Zillow Group reported results for the second quarter of 2022 that, despite including an earnings decrease from the previous year, outstripped average Wall Street estimates.
The Seattle-based company posted a net income of $8 million or earnings per share of $0.47 for the second quarter, up three cents per share from last year and surpassing the average analyst estimate by 12 cents per share.
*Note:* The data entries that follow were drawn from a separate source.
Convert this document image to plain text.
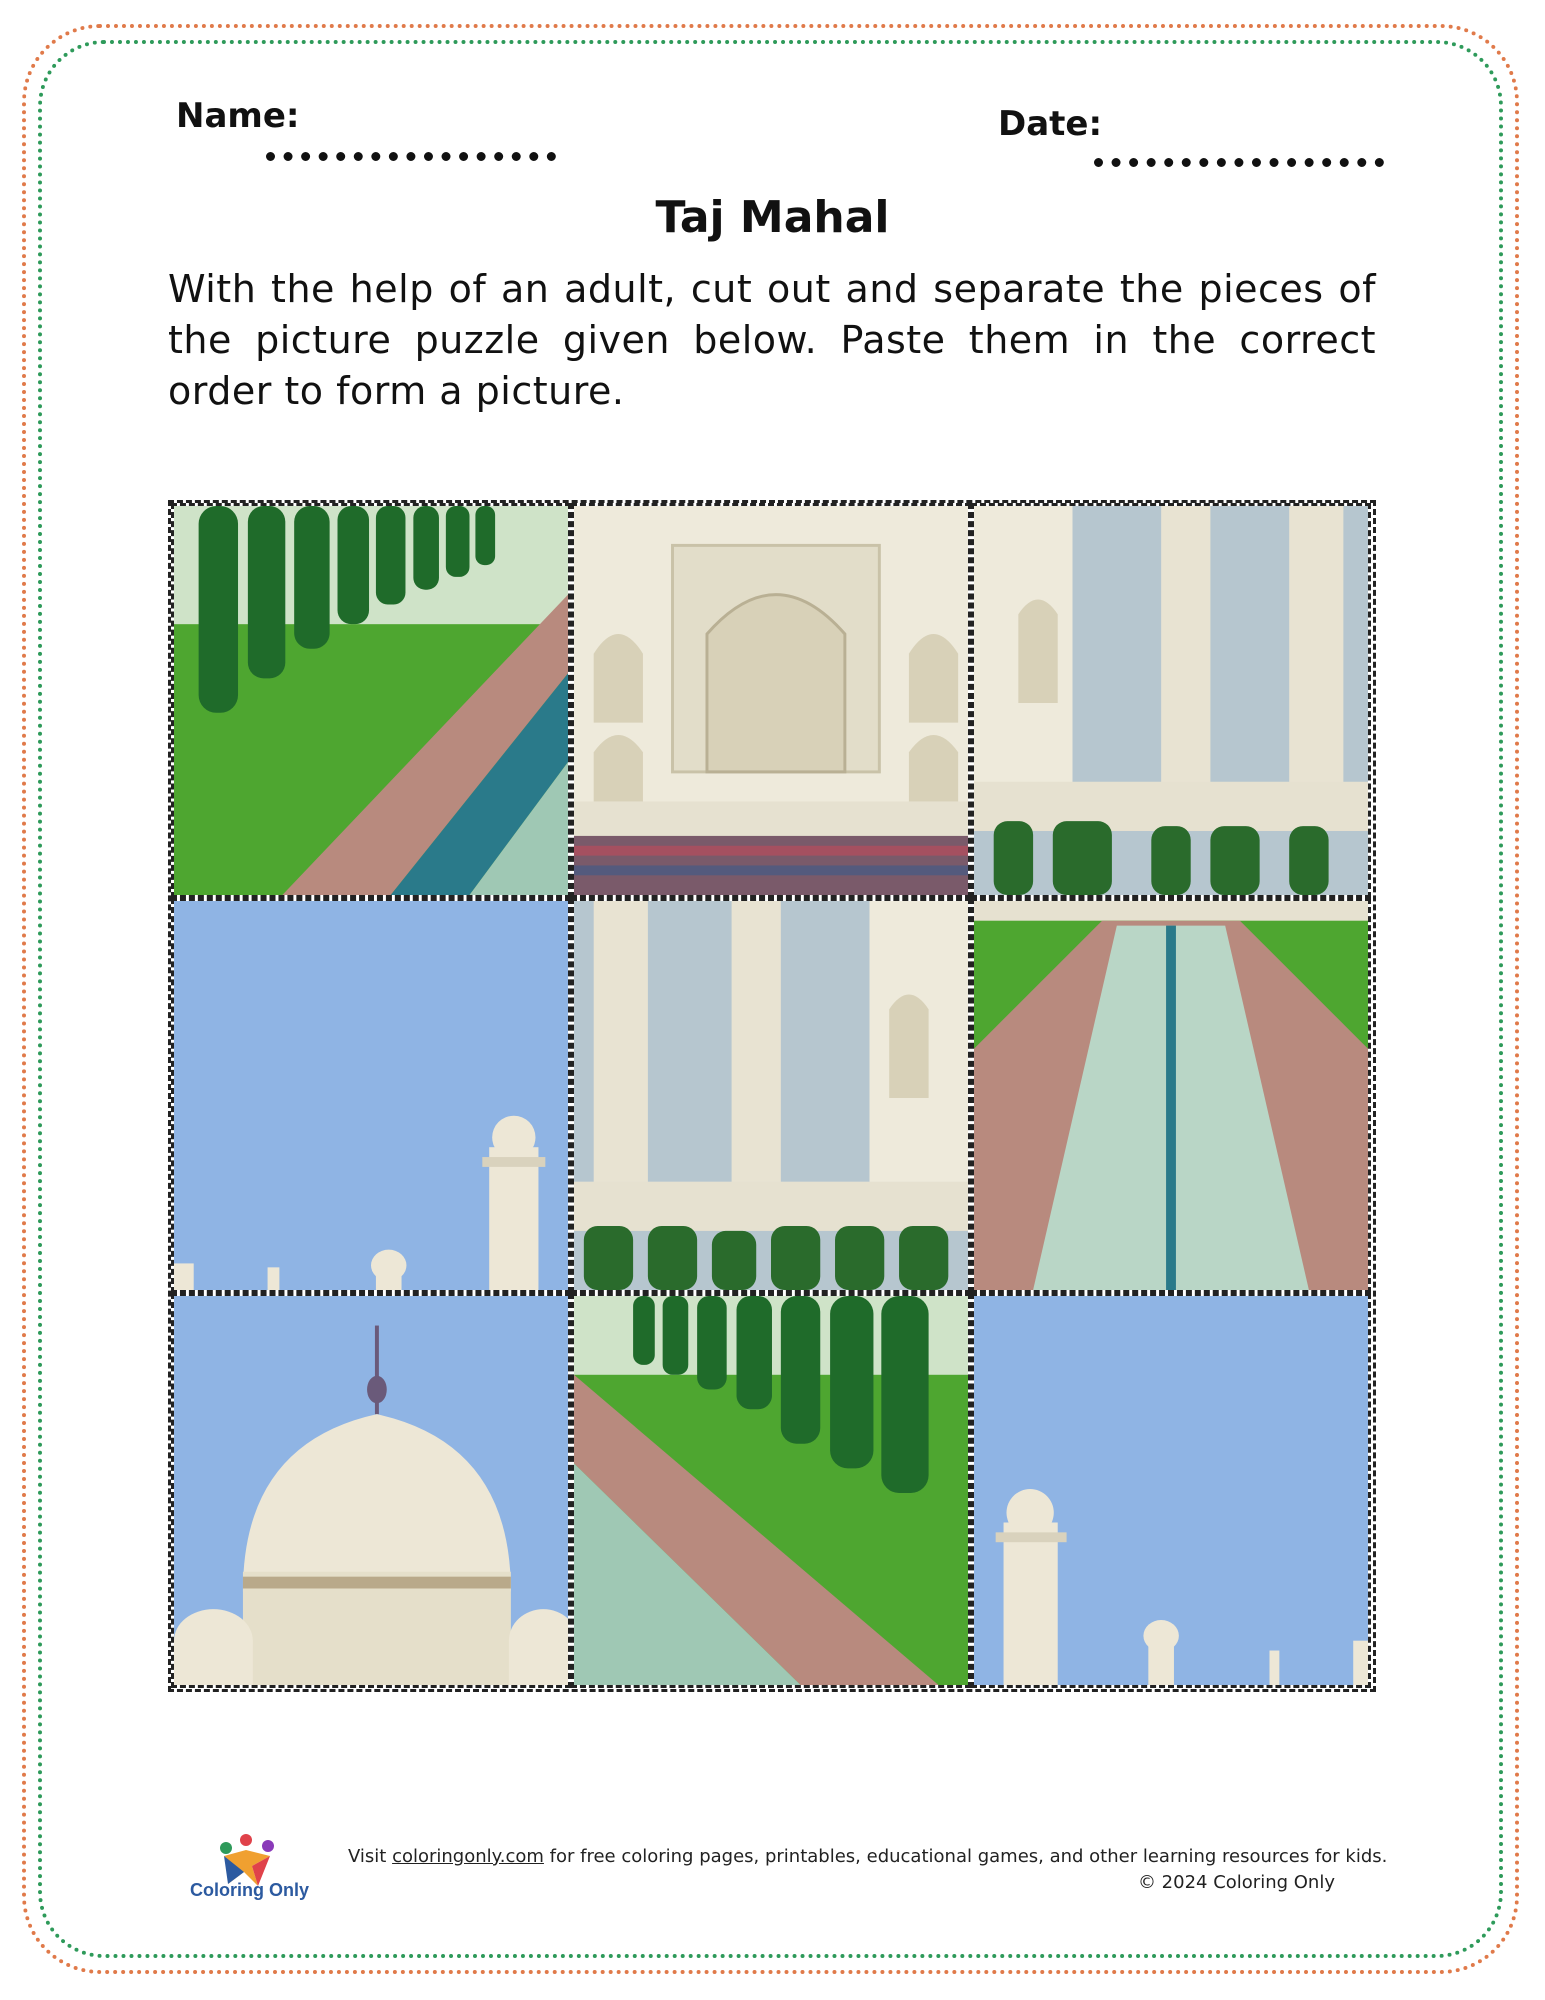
Name:	Date:
Taj Mahal
With the help of an adult, cut out and separate the pieces of the picture puzzle given below. Paste them in the correct order to form a picture.
Coloring Only
Visit coloringonly.com for free coloring pages, printables, educational games, and other learning resources for kids.
© 2024 Coloring Only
EBITDA, or earnings before interest, taxes, depreciation, and amortization, was $164 million in the quarter, outpacing estimates of $152 million.
The company logged one billion dollars in sales in the second quarter, but revenue was down 23% from the second quarter of 2021.
Also down was premier agent revenue, which decreased 5% year-over-year to $333 million, as well as rental revenue, which dropped 3% year-over-year to $71 million.
On a recent earnings call, co-founder and CEO Rich Barton declared the company is “on firm ground” and “well-positioned for long-term growth” before joining a chorus of other industry leaders in attributing less than stellar financial results to the broader economic environment.
“[ The ] rapidly changing affordability picture has impacted home shoppers’ ability to find an affordable and an acceptable option, driving buyer sentiment to a 20-year low,” Barton said. “Reduced buyer demand has cooled the previously red-hot sellers’ market.”
After establishing this inauspicious backdrop, Barton delved into several of the company’s important recent developments.
Chiefly, he trumpeted an exclusive, multi-year partnership with Opendoor, which will provide Zillow customers the opportunity to receive a cash offer on their home. He listed several strategic benefits associated with the partnership, including the ability to service sellers across more than 50 markets and the ability to connect premier agents with interested sellers that are looking to sell their home in the traditional way. Last year Zillow scrapped its own iBuyer business and has continued to “wind down” their related inventory in the second quarter.
Barton also lauded Zillow’s mobile apps and websites for their contribution in driving growth. Visits across all platforms during the second quarter were 2.9 billion, marking a 5% year-over-year increase.
Looking forward, Barton predicted continued lower purchase demand will result in year-over-year revenue decline of 12% for the third quarter of 2022.
The Fortune 500 company’s share price was up 0.43%, as of Tuesday morning (press time), since releasing their earnings report on Thursday.